Seit Monaten leidet die deutsche Wirtschaft unter fehlenden Chips. Wirtschaftsminister Habeck will die Produktion nun mit Milliardenförderung nach Europa holen, doch Details des Plans sind umstritten.

Vizekanzler Robert Habeck versucht in seinem neuen Amt als Bundeswirtschaftsminister erste industriepolitische Akzente zu setzen – mithilfe von Milliarden-Subventionen. Um die Abhängigkeit von Asien beim Bezug von Halbleitern zu verringern, sollen Produktion dieser Bauteile nach Deutschland gebracht werden.

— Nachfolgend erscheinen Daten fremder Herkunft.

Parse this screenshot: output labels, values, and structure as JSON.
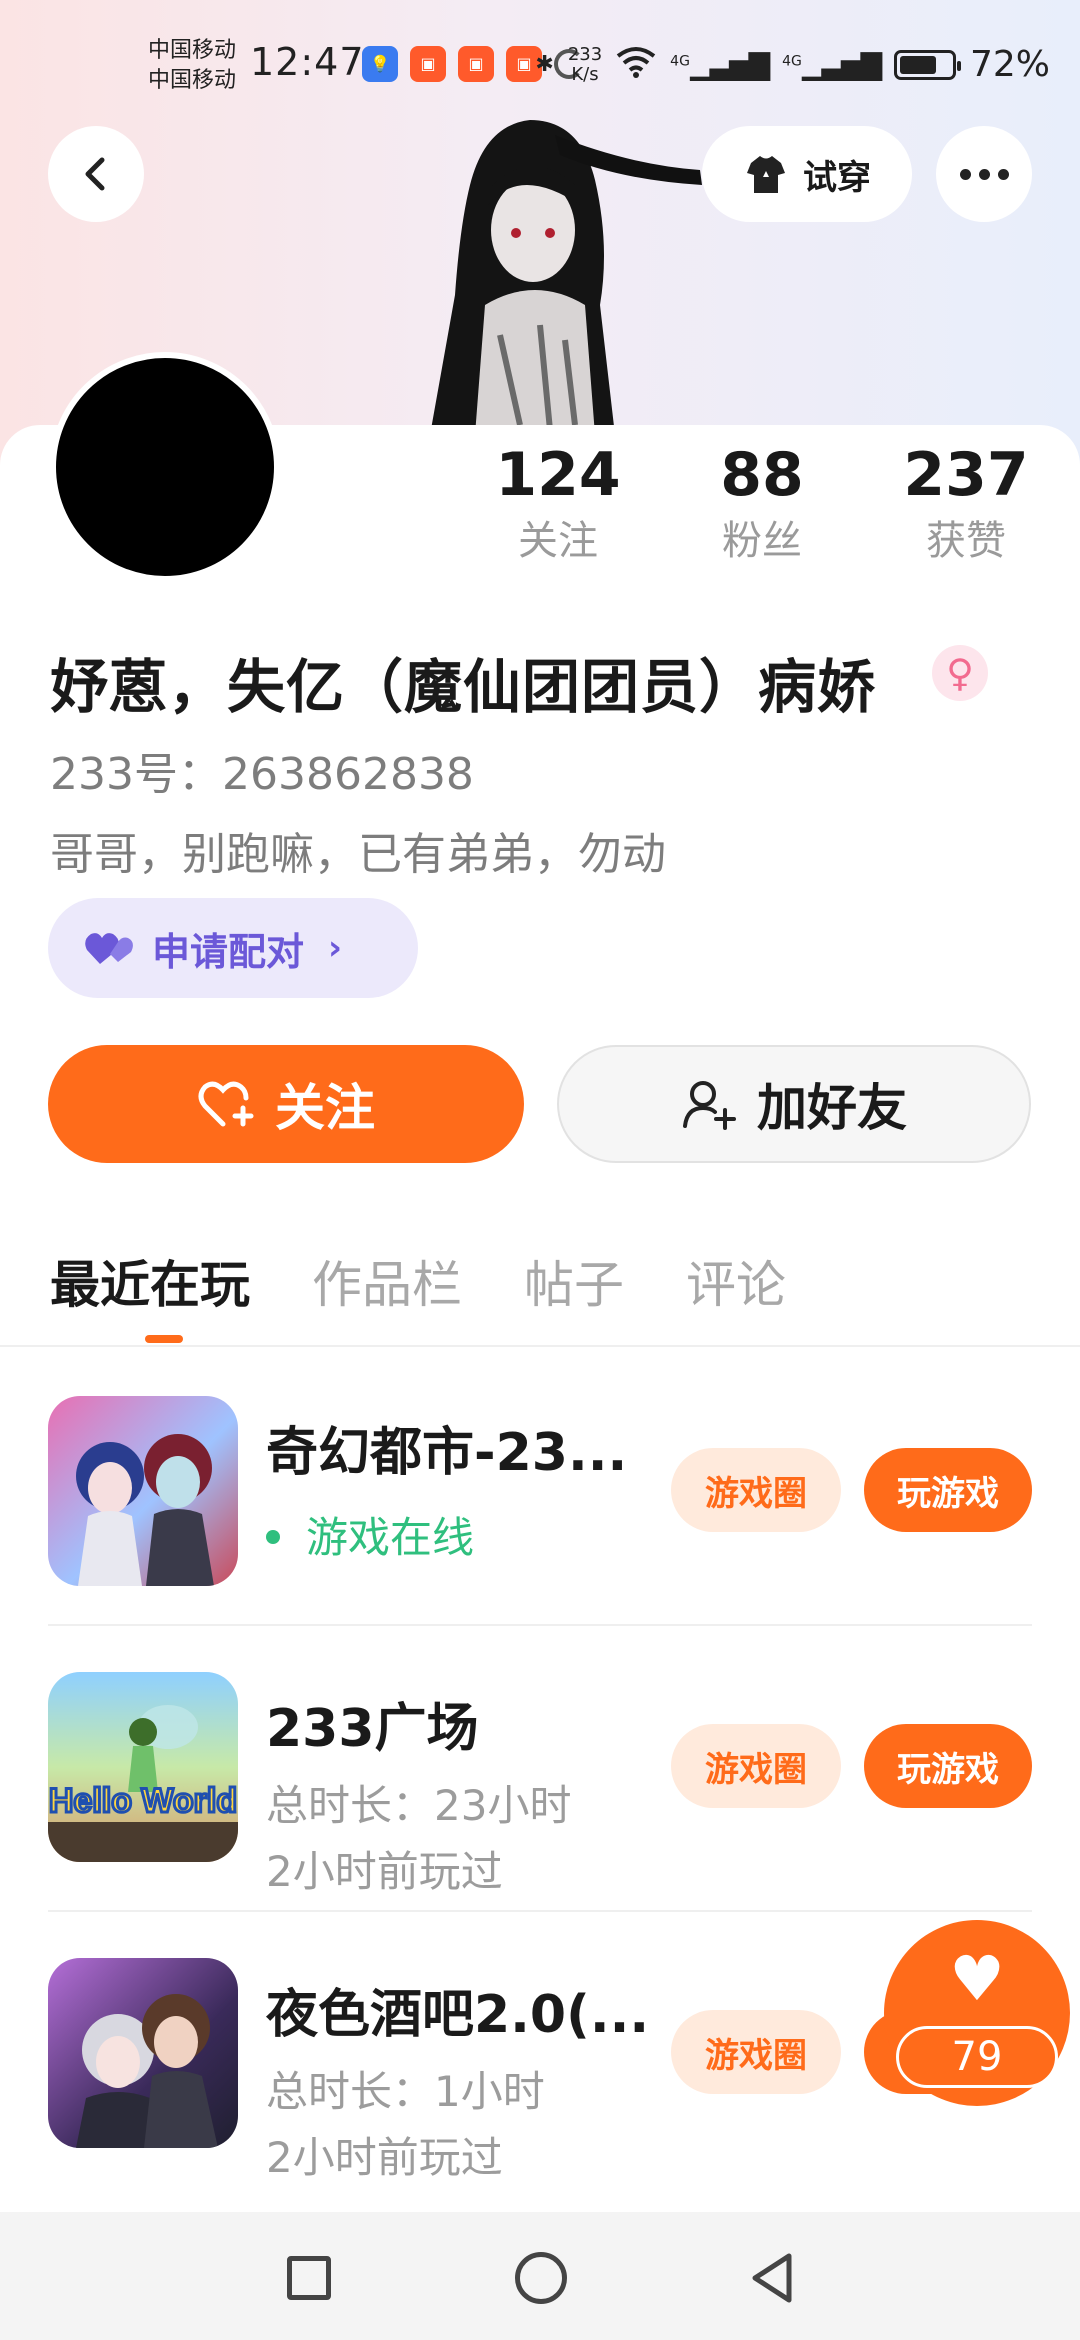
{
  "status_bar": {
    "carrier_1": "中国移动",
    "carrier_2": "中国移动",
    "time": "12:47",
    "speed_top": "233",
    "speed_bottom": "K/s",
    "net_1": "4G",
    "net_2": "4G",
    "battery": "72%",
    "battery_level": 0.72
  },
  "header": {
    "try_on_label": "试穿"
  },
  "profile": {
    "stats": [
      {
        "value": "124",
        "label": "关注"
      },
      {
        "value": "88",
        "label": "粉丝"
      },
      {
        "value": "237",
        "label": "获赞"
      }
    ],
    "username": "妤蒽，失亿（魔仙团团员）病娇",
    "gender_icon": "♀",
    "user_id": "233号：263862838",
    "bio": "哥哥，别跑嘛，已有弟弟，勿动",
    "pair_label": "申请配对"
  },
  "actions": {
    "follow_label": "关注",
    "add_friend_label": "加好友"
  },
  "tabs": [
    {
      "label": "最近在玩",
      "active": true
    },
    {
      "label": "作品栏",
      "active": false
    },
    {
      "label": "帖子",
      "active": false
    },
    {
      "label": "评论",
      "active": false
    }
  ],
  "games": [
    {
      "title": "奇幻都市-23...",
      "status": "游戏在线",
      "circle_label": "游戏圈",
      "play_label": "玩游戏"
    },
    {
      "title": "233广场",
      "duration": "总时长：23小时",
      "last_played": "2小时前玩过",
      "circle_label": "游戏圈",
      "play_label": "玩游戏",
      "thumb_text": "Hello World"
    },
    {
      "title": "夜色酒吧2.0(...",
      "duration": "总时长：1小时",
      "last_played": "2小时前玩过",
      "circle_label": "游戏圈",
      "play_label": "玩游戏"
    }
  ],
  "like_float": {
    "count": "79"
  },
  "colors": {
    "accent": "#ff6b1a",
    "pair_bg": "#ece9fb",
    "pair_text": "#6b58d8",
    "online": "#2fbf7e"
  }
}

32 Projekte mit einem Investitionsvolumen von mehr als zehn Milliarden Euro seien ausgewählt worden, teilte das Ministerium des Grünen-Politikers mit. Wie hoch die staatliche Förderung sein soll, blieb zunächst offen. Deutschland habe diese Projekte bei der Europäischen Kommission eingereicht – der erste Schritt zur Genehmigung der Förderung, erklärte das Ministerium.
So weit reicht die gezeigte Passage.